Memory-Modular Classification: Learning to Generalize with Memory Replacement
Dahyun Kang, Ahmet Iscen, Eunchan Jo, Sua Choi, Minsu Cho, Cordelia Schmid
TL;DR
The paper introduces the memory-modular learner (MML), which decouples world knowledge from task-specific reasoning by leveraging an external, replaceable memory populated with web-crawled images and texts. By computing class prototypes from cross-modal consensus and using memory-based kNN retrieval with cross-attention, MML performs adaptive reasoning for zero-/few-shot and class-incremental classification without retraining the backbone, even under noisy memory conditions. Key contributions include memory construction and prototype generation, memory-aware reasoning with attention, and a comprehensive experimental study showing strong zero-shot transfer, robustness to data noise, and scalability to real-world tasks with modest compute.
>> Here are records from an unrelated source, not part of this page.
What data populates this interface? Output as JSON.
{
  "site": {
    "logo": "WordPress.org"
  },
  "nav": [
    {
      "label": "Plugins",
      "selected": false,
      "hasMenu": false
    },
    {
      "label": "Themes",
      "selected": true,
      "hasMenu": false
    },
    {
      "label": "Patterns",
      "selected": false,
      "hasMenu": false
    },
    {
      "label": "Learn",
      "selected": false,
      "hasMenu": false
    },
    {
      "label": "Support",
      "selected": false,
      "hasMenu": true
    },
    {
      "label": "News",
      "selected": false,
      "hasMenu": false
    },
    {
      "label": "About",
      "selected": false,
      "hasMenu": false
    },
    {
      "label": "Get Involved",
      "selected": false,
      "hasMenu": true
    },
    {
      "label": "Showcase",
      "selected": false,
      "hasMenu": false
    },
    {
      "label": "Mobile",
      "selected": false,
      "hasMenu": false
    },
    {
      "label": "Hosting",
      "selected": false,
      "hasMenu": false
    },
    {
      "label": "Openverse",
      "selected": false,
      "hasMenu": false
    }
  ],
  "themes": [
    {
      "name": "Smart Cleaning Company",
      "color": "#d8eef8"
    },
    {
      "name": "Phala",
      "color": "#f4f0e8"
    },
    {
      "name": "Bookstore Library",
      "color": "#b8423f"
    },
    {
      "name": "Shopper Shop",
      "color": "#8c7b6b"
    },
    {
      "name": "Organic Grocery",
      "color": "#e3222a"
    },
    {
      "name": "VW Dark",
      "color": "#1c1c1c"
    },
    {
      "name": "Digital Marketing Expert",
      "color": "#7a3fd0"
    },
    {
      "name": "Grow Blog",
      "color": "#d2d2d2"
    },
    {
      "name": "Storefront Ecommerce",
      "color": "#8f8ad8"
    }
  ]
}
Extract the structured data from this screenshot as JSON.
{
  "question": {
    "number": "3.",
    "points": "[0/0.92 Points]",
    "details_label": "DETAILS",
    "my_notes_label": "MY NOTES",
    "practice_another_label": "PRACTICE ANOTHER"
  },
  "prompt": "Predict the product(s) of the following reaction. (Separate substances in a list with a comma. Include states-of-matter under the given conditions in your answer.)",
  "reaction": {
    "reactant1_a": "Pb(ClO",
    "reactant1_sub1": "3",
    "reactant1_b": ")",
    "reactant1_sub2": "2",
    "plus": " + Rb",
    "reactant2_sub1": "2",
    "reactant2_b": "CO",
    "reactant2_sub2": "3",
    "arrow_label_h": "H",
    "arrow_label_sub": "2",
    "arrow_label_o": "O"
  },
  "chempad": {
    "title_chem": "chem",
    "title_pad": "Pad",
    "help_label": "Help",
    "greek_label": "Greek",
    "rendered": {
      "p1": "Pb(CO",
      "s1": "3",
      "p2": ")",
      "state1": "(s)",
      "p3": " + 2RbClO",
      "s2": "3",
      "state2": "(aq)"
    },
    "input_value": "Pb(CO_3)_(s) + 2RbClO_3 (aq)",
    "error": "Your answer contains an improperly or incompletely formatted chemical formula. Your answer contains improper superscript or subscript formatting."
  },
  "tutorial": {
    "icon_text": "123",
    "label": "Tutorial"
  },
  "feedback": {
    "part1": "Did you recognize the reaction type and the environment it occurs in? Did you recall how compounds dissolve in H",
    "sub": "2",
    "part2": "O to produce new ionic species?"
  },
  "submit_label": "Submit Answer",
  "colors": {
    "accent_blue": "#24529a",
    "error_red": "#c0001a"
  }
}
This approach provides a practical pathway to integrate up-to-date world knowledge into vision systems while preserving model stability and adaptability.
Abstract
We propose a novel memory-modular learner for image classification that separates knowledge memorization from reasoning. Our model enables effective generalization to new classes by simply replacing the memory contents, without the need for model retraining. Unlike traditional models that encode both world knowledge and task-specific skills into their weights during training, our model stores knowledge in the external memory of web-crawled image and text data. At inference time, the model dynamically selects relevant content from the memory based on the input image, allowing it to adapt to arbitrary classes by simply replacing the memory contents. The key differentiator that our learner meta-learns to perform classification tasks with noisy web data from unseen classes, resulting in robust performance across various classification scenarios. Experimental results demonstrate the promising performance and versatility of our approach in handling diverse classification tasks, including zero-shot/few-shot classification of unseen classes, fine-grained classification, and class-incremental classification.